How to Position Your Portfolio for Brexit Fallout
After a dismal June dominated by Brexit worries, July has offered a flourish of favorable economic and earnings announcements. Eric Wiegand, senior portfolio manager at the private client reserve at U.S. Bank (USB) - Get Report , said investors should enjoy the good times, but be prepared for some market storms ahead.
"We are about 20% through earnings season at this point, but we've seen results be less bad," said Wiegand. "They are exceeding an easy hurdle and if that maintains we could certainly see the markets advance from here, but it will be somewhat challenged. We really do think this is going to be a very choppy and volatile environment."
He said his current 2016 price target for the S&P 500, now trading around 2,170, is 2,100, within a range between 1,900 and 2,200.
Wiegand said his underlying premise has been, and continues to be, that an improving economy, both at home and abroad, is required to drive earnings, which are ultimately required to support higher stock prices. The decision for the UK to leave the EU is potentially an overhang to global growth and possibly to earnings of multinational companies, in his opinion. As such, potentially lower earnings and some price multiple compression implies overall muted returns.

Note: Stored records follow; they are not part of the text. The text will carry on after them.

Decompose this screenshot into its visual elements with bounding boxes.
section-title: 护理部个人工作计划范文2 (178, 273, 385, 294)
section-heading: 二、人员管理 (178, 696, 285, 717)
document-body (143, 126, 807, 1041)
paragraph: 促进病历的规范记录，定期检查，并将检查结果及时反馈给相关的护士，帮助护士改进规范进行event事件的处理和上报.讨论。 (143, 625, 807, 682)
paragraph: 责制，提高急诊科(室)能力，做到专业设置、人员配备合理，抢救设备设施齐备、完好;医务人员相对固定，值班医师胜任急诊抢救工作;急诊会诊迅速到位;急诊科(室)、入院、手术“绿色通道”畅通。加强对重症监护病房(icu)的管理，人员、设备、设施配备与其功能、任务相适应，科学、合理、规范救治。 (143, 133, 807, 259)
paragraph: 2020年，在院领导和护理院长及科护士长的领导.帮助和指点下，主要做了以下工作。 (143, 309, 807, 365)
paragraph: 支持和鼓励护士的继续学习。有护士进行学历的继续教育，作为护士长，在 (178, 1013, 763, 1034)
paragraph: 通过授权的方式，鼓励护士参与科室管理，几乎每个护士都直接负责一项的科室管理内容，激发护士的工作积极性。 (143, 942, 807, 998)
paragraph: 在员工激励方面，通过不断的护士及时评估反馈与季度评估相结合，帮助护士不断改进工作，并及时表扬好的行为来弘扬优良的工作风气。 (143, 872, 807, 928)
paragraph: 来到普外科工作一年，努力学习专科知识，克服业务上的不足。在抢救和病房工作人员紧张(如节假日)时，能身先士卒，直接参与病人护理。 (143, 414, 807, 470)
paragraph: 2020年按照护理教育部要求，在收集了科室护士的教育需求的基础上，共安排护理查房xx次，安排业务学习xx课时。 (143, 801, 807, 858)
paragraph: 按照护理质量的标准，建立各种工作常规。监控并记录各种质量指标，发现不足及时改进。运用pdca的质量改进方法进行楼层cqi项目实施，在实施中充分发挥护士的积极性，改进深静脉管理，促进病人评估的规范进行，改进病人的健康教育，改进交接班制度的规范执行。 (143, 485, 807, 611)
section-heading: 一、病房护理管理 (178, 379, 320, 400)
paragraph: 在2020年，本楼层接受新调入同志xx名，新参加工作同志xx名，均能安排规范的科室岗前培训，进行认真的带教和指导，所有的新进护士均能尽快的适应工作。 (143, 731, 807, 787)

Wiegand said sectors such as technology, consumer discretionary and healthcare appear attractive based on favorable relative valuations, attractive growth prospects and their thematic appeal.

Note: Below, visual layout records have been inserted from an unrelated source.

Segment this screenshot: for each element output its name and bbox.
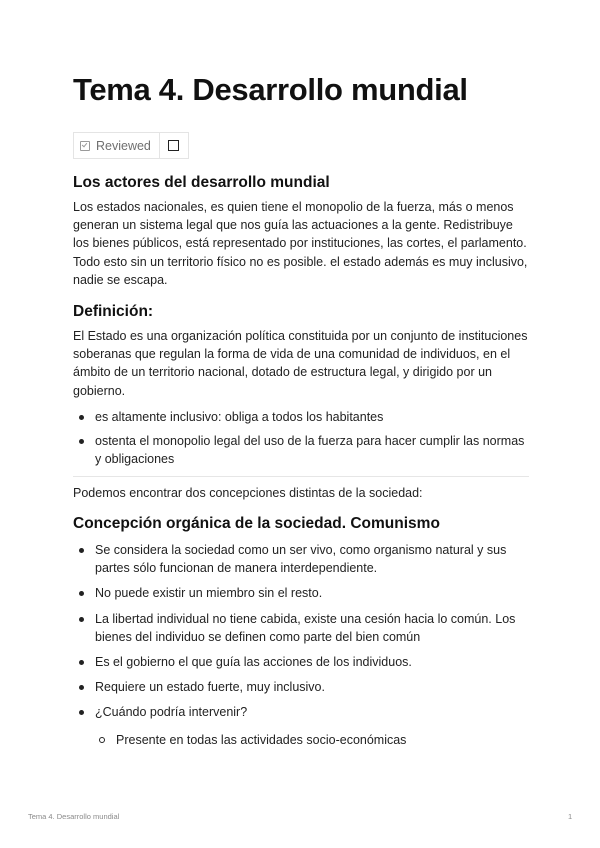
reviewed-checkbox[interactable] [168,140,179,151]
list-item: Se considera la sociedad como un ser vivo, como organismo natural y sus partes sólo funcionan de manera interdependiente. [73,541,529,577]
heading-definicion: Definición: [73,303,154,320]
list-item: ostenta el monopolio legal del uso de la fuerza para hacer cumplir las normas y obligaciones [73,432,529,468]
list-item: Es el gobierno el que guía las acciones de los individuos. [73,653,529,671]
definicion-bullet-list [73,408,529,469]
list-item: Presente en todas las actividades socio-económicas [95,731,529,749]
page-title: Tema 4. Desarrollo mundial [73,72,468,107]
paragraph-actores: Los estados nacionales, es quien tiene el monopolio de la fuerza, más o menos generan un sistema legal que nos guía las actuaciones a la gente. Redistribuye los bienes públicos, está representado por instituciones, las cortes, el parlamento. Todo esto sin un territorio físico no es posible. el estado además es muy inclusivo, nadie se escapa. [73,200,528,287]
divider [73,476,529,477]
list-item: La libertad individual no tiene cabida, existe una cesión hacia lo común. Los bienes del individuo se definen como parte del bien común [73,610,529,646]
list-item: No puede existir un miembro sin el resto. [73,584,529,602]
property-label [74,133,160,158]
property-name: Reviewed [96,138,151,153]
organica-bullet-list [73,541,529,722]
footer-title: Tema 4. Desarrollo mundial [28,812,120,821]
heading-organica: Concepción orgánica de la sociedad. Comunismo [73,515,440,532]
paragraph-definicion: El Estado es una organización política constituida por un conjunto de instituciones soberanas que regulan la forma de vida de una comunidad de individuos, en el ámbito de un territorio nacional, dotado de estructura legal, y dirigido por un gobierno. [73,329,528,398]
heading-actores: Los actores del desarrollo mundial [73,174,330,191]
list-item: Requiere un estado fuerte, muy inclusivo. [73,678,529,696]
organica-sub-bullet-list [95,731,529,749]
reviewed-property [73,132,189,159]
footer-page-number: 1 [568,812,573,821]
list-item: es altamente inclusivo: obliga a todos los habitantes [73,408,529,426]
list-item: ¿Cuándo podría intervenir? [73,703,529,721]
property-value[interactable] [160,133,188,158]
checkbox-property-icon [80,141,90,151]
paragraph-intro: Podemos encontrar dos concepciones distintas de la sociedad: [73,486,423,500]
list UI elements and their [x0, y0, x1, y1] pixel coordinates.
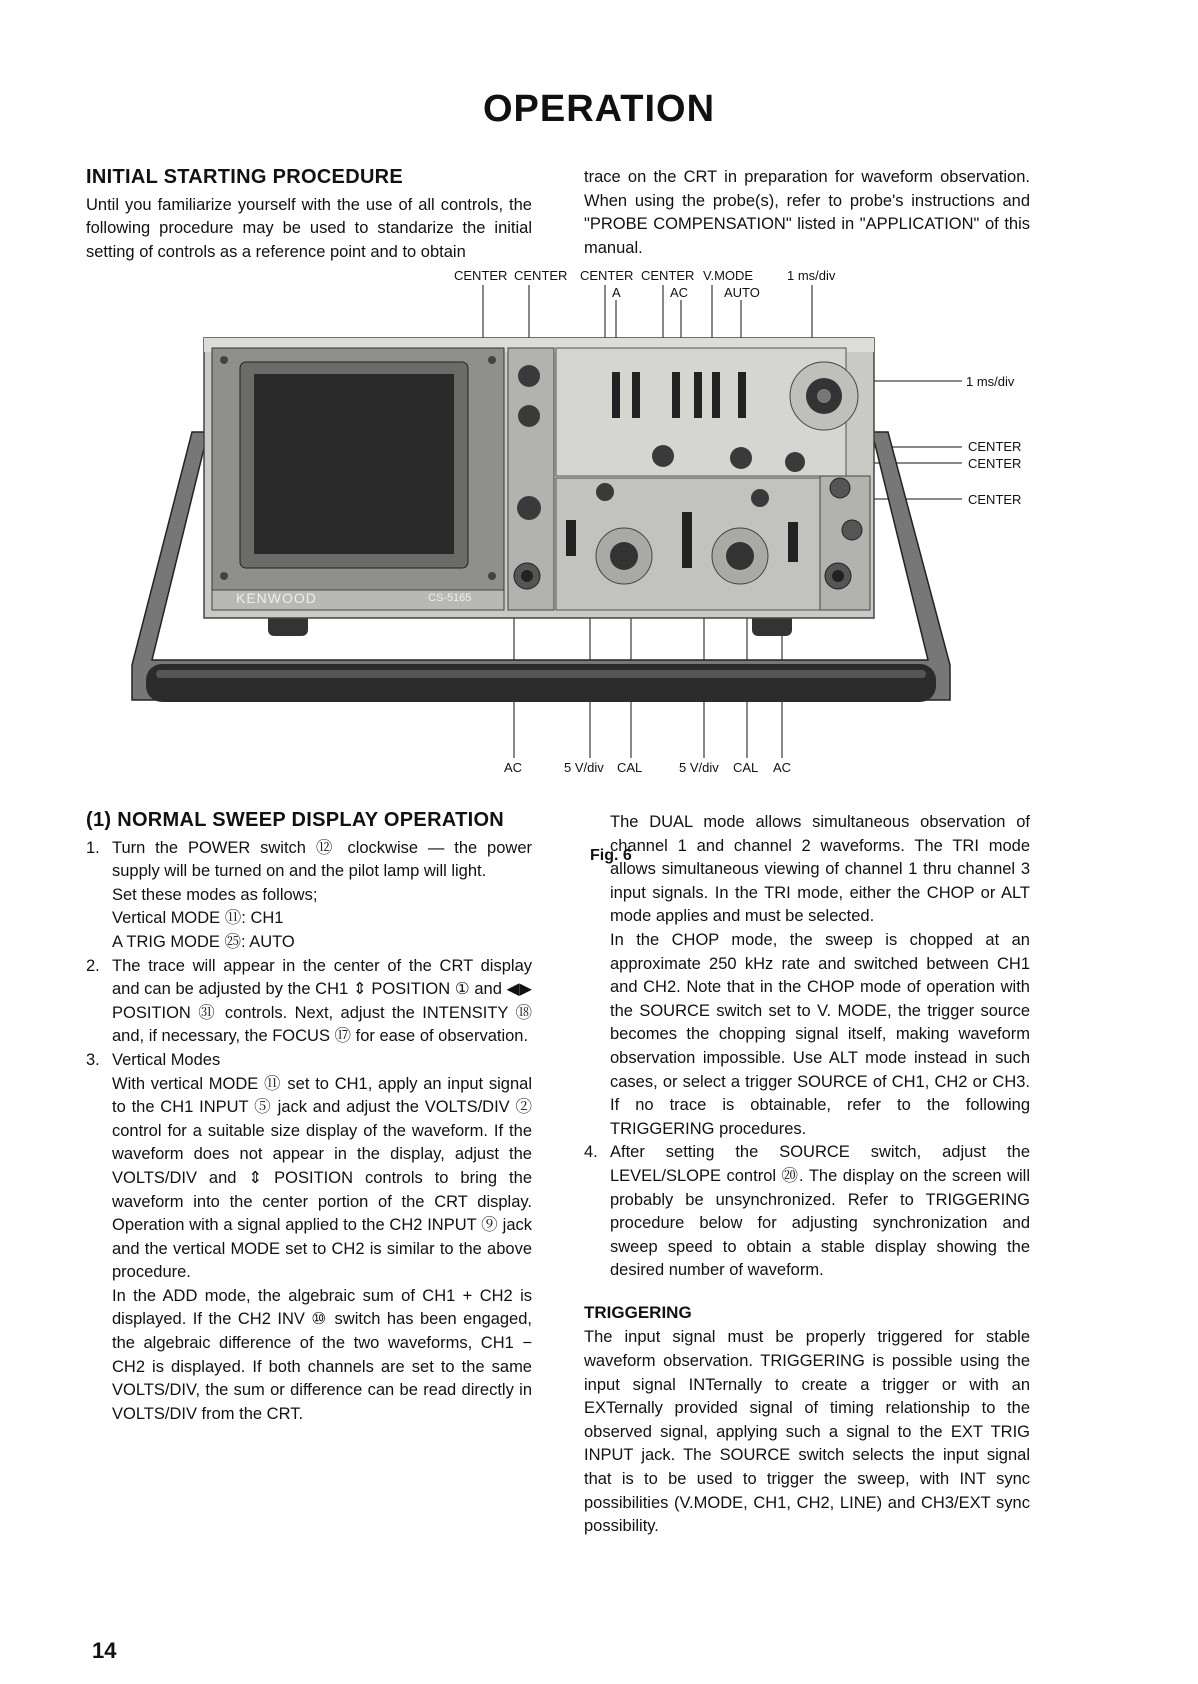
page-title: OPERATION	[482, 88, 716, 130]
fig-label-top-center-4: CENTER	[641, 268, 695, 283]
normal-heading: (1) NORMAL SWEEP DISPLAY OPERATION	[86, 809, 505, 831]
normal-sweep-column	[86, 809, 532, 1426]
initial-heading: INITIAL STARTING PROCEDURE	[86, 166, 404, 188]
initial-right-text: trace on the CRT in preparation for waveform observation. When using the probe(s), refer to probe's instructions and "PROBE COMPENSATION" listed in "APPLICATION" of this manual.	[584, 168, 1030, 257]
fig-label-top-center-2: CENTER	[514, 268, 568, 283]
step-3: 3. Vertical Modes With vertical MODE ⑪ set to CH1, apply an input signal to the CH1 INPUT ⑤ jack and adjust the VOLTS/DIV ② control for a suitable size display of the waveform. If the waveform does not appear in the display, adjust the VOLTS/DIV and ⇕ POSITION controls to bring the waveform into the center portion of the CRT display. Operation with a signal applied to the CH2 INPUT ⑨ jack and the vertical MODE set to CH2 is similar to the above procedure. In the ADD mode, the algebraic sum of CH1 + CH2 is displayed. If the CH2 INV ⑩ switch has been engaged, the algebraic difference of the two waveforms, CH1 − CH2 is displayed. If both channels are set to the same VOLTS/DIV, the sum or difference can be read directly in VOLTS/DIV from the CRT.	[86, 1050, 532, 1423]
dual-mode-text: The DUAL mode allows simultaneous observation of channel 1 and channel 2 waveforms. The TRI mode allows simultaneous viewing of channel 1 thru channel 3 input signals. In the TRI mode, either the CHOP or ALT mode applies and must be selected.	[610, 813, 1030, 926]
fig-label-top-sweep: 1 ms/div	[787, 268, 836, 283]
fig-label-right-center-3: CENTER	[968, 492, 1022, 507]
fig-label-top-vmode: V.MODE	[703, 268, 754, 283]
fig-label-bottom-cal-2: CAL	[733, 760, 759, 775]
oscilloscope-illustration	[0, 0, 1198, 800]
figure-caption: Fig. 6	[590, 847, 632, 864]
model-label: CS-5165	[428, 592, 472, 604]
fig-label-top-center-1: CENTER	[454, 268, 508, 283]
fig-label-top-auto: AUTO	[724, 285, 760, 300]
right-column	[584, 811, 1030, 1539]
step-2: 2. The trace will appear in the center of the CRT display and can be adjusted by the CH1 ⇕ POSITION ① and ◀▶ POSITION ㉛ controls. Next, adjust the INTENSITY ⑱ and, if necessary, the FOCUS ⑰ for ease of observation.	[86, 956, 532, 1046]
fig-label-right-center-1: CENTER	[968, 439, 1022, 454]
fig-label-bottom-volts-1: 5 V/div	[564, 760, 604, 775]
fig-label-bottom-ac-2: AC	[773, 760, 792, 775]
chop-mode-text: In the CHOP mode, the sweep is chopped at an approximate 250 kHz rate and switched between CH1 and CH2. Note that in the CHOP mode of operation with the SOURCE switch set to V. MODE, the trigger source becomes the chopping signal itself, making waveform observation impossible. Use ALT mode instead in such cases, or select a trigger SOURCE of CH1, CH2 or CH3. If no trace is obtainable, refer to the following TRIGGERING procedures.	[610, 930, 1030, 1138]
brand-logo: KENWOOD	[236, 590, 317, 606]
triggering-heading: TRIGGERING	[584, 1302, 692, 1322]
page-number: 14	[92, 1638, 117, 1663]
step-1: 1. Turn the POWER switch ⑫ clockwise — the power supply will be turned on and the pilot lamp will light. Set these modes as follows; Vertical MODE ⑪: CH1 A TRIG MODE ㉕: AUTO	[86, 838, 532, 951]
fig-label-right-sweep: 1 ms/div	[966, 374, 1015, 389]
fig-label-top-ac: AC	[670, 285, 689, 300]
step-4: 4. After setting the SOURCE switch, adjust the LEVEL/SLOPE control ⑳. The display on the screen will probably be unsynchronized. Refer to TRIGGERING procedure below for adjusting synchronization and sweep speed to obtain a stable display showing the desired number of waveform.	[584, 1143, 1030, 1280]
fig-label-top-center-3: CENTER	[580, 268, 634, 283]
fig-label-bottom-cal-1: CAL	[617, 760, 643, 775]
fig-label-bottom-ac-1: AC	[504, 760, 523, 775]
triggering-text: The input signal must be properly triggered for stable waveform observation. TRIGGERING is possible using the input signal INTernally to create a trigger or with an EXTernally provided signal of timing relationship to the observed signal, applying such a signal to the EXT TRIG INPUT jack. The SOURCE switch selects the input signal that is to be used to trigger the sweep, with INT sync possibilities (V.MODE, CH1, CH2, LINE) and CH3/EXT sync possibility.	[584, 1328, 1030, 1536]
fig-label-right-center-2: CENTER	[968, 456, 1022, 471]
fig-label-top-a: A	[612, 285, 621, 300]
fig-label-bottom-volts-2: 5 V/div	[679, 760, 719, 775]
initial-left-text: Until you familiarize yourself with the use of all controls, the following procedure may be used to standarize the initial setting of controls as a reference point and to obtain	[86, 195, 532, 261]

As for the banks, which have been beating Wall Street estimates thus far in earnings season, Wiegand says they are operating under a "less-bad scenario".
"There was great fear and apprehension coming into earnings season because of the depressed interest rate environment and concerns over credit quality," said Wiegand. "But consumer credit has continued to expand. Deposits have grown. So it's a more fertile environment for them. But in order to do better we really need a more constructive interest rate environment."